16.2     Termination for cause

Either party may terminate this agreement immediately by notice in writing if the other party:

(a) breaches any term of this agreement that is not capable of remedy;

(b) breaches any term of this agreement that is capable of remedy and fails to rectify that breach within fourteen (14) days of receiving a notice from the other party requiring it to do so; or

(c) suffers an Insolvency Event.

16.3     Rights and obligations on expiry or termination

On the date of expiry or effective termination of this agreement:

(a) the licence granted under section 2.1 terminates;

(b) you must immediately cease using (and must procure that all of your End Users immediately cease using) the App;

(c) you must within thirty (30) days of such termination send to us, or otherwise dispose of in accordance with our directions, all of our Confidential Information relating to the Services (including the Documentation) then in your (or your End Users') possession or control; and

(d) you acknowledge and agree that we may terminate the End Users' access to the App.

  1. Force majeure

(a) The non-performance or delay in performance by a party of any obligation in this agreement is excused during the time and to the extent that such performance is prevented by a circumstance or event beyond its reasonable control (Force Majeure Event), provided that the party affected by the Force Majeure Event uses all reasonable endeavours to perform as soon as possible its obligations under this Agreement (including by the use of reasonable workarounds and interim measures).

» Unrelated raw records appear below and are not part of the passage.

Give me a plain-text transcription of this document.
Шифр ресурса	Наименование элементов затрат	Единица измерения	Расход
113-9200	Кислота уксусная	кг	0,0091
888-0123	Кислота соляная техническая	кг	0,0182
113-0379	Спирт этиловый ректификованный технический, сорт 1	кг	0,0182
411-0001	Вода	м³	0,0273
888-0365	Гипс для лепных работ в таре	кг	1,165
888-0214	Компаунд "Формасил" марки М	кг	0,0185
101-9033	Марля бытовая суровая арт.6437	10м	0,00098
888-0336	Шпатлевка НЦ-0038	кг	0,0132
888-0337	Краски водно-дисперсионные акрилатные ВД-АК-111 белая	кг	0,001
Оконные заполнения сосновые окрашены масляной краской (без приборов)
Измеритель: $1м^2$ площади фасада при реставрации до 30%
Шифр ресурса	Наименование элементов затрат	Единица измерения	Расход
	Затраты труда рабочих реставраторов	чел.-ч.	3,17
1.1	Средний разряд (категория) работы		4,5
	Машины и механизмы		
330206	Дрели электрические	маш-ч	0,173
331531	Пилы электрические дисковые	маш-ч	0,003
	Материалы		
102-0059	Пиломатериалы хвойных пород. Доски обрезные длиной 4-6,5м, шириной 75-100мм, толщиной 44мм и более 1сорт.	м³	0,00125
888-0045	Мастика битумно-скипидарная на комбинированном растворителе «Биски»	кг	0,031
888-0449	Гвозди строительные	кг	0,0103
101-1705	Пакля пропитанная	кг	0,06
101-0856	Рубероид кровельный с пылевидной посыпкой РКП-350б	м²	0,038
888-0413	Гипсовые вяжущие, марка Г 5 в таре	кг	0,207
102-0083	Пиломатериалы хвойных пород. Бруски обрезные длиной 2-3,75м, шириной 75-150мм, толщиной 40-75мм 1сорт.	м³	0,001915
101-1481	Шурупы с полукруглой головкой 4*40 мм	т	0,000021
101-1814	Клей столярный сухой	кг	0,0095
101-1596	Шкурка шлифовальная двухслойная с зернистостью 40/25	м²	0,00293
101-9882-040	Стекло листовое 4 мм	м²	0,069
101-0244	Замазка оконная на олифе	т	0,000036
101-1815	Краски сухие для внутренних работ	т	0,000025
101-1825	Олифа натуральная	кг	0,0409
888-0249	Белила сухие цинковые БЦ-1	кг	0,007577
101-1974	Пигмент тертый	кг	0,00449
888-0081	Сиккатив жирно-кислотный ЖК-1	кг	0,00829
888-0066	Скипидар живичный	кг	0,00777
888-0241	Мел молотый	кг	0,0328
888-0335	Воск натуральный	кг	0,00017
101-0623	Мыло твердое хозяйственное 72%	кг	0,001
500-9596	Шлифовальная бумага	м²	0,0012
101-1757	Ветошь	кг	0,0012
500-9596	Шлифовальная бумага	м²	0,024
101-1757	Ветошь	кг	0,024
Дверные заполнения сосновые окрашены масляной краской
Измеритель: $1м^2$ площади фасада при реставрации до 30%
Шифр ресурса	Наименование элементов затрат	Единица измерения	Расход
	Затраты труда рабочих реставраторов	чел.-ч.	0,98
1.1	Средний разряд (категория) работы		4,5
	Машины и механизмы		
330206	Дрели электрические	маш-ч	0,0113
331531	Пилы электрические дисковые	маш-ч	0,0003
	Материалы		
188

(b) This section 17 does not apply to any obligation to pay money.

  1. Dispute resolution

18.1     No court proceedings unless procedure followed

The parties agree to submit to binding arbitration, rather than court proceedings (except proceedings seeking interlocutory relief), in accordance with this clause 18.

18.2     Negotiations

The parties must attempt to resolve any dispute, difference of opinion or question arising out of this Agreement (Dispute) by referring the Dispute to suitable representatives and engaging in good faith negotiations.

18.3     Mediation if procedure fails

If the parties cannot resolve the Dispute under clause 18.2 within 10 Business Days (or such longer period as agreed between the parties) after the Dispute is referred to them, then the parties must proceed to mediation in accordance with clause 18.4 if the Dispute is not resolved.

18.4     Mediation

(a) The mediator must be jointly nominated by the parties within five Business Days of the end of the period set out in clause 18.3. In the absence of agreement between the parties, the mediator is to be nominated by the President for the time being of the Law Institute of Victoria (or his or her nominee).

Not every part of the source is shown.